LMNA spans 12 exons and is located on chromosome 1q21-22. It encodes lamin A and lamin C via alternative splicing. These lamins belong to the family of type V intermediate filaments. The protein consists of an N-terminal head domain, a central α-helical coiled coil rod domain, and a C-terminal tail domain (Figure 3b) [9]. Lamins are expressed exclusively in the nucleus of differentiated cells, and are the major constituents of the nuclear lamina and distributed in the nucleoplasm forming a part of the skeleton-type structure. Lamins also show high affinity to DNA, chromatin and histone for regulating gene expression.

LMNA mutations have been associated with several genetic disorders with different phenotypes and hereditary modes. These disorders are called laminopathies, and they include autosomal dominant Emery-Dreifuss muscular dystrophy (EMDM), autosomal repressive EMDM, Limb-girdle muscular dystrophy 1B (LGMD1B), Dilated cardiomyopathy with conduction defects (CMD1A), and CMT type 2B1 (CMT2B1). Laminopathies involving the muscular system and the peripheral nervous system both of which have mutations mainly at the N-terminal side of the NLS (Figure 3b). These diseases are suspected to result from abnormalities of the nuclear laminar structure. On the other hand, abnormality in genes encoding lamin-associated proteins such as emerin also caused EMDM [10], and the pathogenic mechanisms of laminopathies are not clarified. Several phenotypes of laminopathies were reported within the same family [10], and the interactions with other laminar factors might make part of the differences.

Distal hereditary motor neuropathies (dHMN), also referred to as distal SMA, manifest motor-dominant axonal neuropathy. This group shares several gene mutations with CMT2 [11,12]. Nevertheless there is no pathological evidence to differentiate whether our case is proximal SMA or dHMN, although electrophysiological findings and the distribution of amyotrophy suggest proximal SMA phenotype.

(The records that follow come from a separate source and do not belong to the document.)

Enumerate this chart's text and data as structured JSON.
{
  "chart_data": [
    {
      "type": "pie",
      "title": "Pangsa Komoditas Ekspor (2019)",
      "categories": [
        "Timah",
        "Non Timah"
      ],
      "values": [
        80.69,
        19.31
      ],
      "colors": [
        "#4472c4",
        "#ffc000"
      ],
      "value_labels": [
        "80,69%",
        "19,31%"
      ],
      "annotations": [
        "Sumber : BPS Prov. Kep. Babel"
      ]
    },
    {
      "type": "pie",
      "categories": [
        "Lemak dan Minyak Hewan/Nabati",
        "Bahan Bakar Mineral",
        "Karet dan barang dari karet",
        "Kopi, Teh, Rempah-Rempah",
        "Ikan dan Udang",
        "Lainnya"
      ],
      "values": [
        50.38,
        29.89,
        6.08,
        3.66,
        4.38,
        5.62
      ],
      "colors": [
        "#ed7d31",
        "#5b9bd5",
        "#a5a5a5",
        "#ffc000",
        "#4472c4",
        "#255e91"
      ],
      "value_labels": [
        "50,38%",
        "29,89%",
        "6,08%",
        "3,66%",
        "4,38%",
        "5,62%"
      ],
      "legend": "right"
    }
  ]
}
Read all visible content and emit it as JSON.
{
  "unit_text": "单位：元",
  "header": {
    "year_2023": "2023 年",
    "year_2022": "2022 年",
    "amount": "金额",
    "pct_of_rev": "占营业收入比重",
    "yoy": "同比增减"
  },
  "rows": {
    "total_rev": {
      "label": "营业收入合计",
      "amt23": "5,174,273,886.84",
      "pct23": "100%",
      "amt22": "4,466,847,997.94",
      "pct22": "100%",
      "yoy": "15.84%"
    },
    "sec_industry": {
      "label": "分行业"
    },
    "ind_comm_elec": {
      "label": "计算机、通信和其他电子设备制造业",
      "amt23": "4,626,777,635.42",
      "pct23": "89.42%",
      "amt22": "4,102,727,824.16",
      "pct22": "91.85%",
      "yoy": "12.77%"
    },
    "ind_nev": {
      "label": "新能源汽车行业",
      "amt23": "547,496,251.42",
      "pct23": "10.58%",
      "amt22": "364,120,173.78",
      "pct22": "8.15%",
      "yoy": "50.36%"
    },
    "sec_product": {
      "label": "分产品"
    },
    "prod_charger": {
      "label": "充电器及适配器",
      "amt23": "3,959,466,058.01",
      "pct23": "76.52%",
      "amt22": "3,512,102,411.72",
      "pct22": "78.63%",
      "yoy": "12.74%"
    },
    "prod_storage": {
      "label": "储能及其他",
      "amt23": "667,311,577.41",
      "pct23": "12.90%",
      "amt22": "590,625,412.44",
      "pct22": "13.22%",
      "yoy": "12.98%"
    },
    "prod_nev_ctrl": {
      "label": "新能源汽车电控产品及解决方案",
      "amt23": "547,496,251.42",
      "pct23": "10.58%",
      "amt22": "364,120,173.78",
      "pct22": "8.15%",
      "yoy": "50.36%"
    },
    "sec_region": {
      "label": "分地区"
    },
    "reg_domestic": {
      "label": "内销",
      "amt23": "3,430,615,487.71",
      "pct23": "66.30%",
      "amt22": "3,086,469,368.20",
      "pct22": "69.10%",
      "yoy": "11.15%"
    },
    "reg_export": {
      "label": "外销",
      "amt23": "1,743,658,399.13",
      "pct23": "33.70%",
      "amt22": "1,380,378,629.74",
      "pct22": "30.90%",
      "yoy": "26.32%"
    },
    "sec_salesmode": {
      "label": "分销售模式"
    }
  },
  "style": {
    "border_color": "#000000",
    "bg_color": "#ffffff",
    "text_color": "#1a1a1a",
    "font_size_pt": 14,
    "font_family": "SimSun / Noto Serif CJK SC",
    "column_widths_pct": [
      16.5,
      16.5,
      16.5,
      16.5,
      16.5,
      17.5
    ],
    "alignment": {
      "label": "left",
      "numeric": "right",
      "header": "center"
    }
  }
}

Two missense mutations of LMNA; E33D and R298C, have been reported in CMT2B1 [13,14]. They are associated with abolished deep tendon reflex and amyotrophy mainly affecting lower limbs. A combined phenotype with cardiac complications such as arrhythmia and cardiomyopathy is possible [13]. Interestingly, some cases of CMT2B1 due to LMNA mutations show amyotrophy in proximal limbs [13]. In these cases, degeneration of neurons in the anterior horn of spinal cord is suspected. The mechanisms underlying neuropathy and neuronopathy of lower motor neurons may be different.

Conclusions

We report a novel LMNA mutation in a patient with juvenile-onset SMA-like gait disturbance, combined with cardiac diseases including atrioventricular block and cardiac hypofunction with family history of sudden death. The previous report indicating the nonsense and missense LMNA mutation can induce SMA phenotype with cardiomyopathy [6] ensures our similar phenotype case with novel nonsense LMNA mutation is worth reporting even though genotype-phenotype cosegregation could not be demonstrated due to lack of family samples. In cases of SMA clinical presentation/phenotype without SMN1 deletion, careful cardiac work-up should be conducted and LMNA gene analysis should be considered especially when the family history is compatible with a neuromuscular disease and/or an unexplained cardiopathy and/or when sudden death are present.

Consent

Written informed consent was obtained from the patient for publication of this case report. Additionally, informed consent was obtained for genetic analysis. A copy of the written consent is available for review by the Editor of this journal.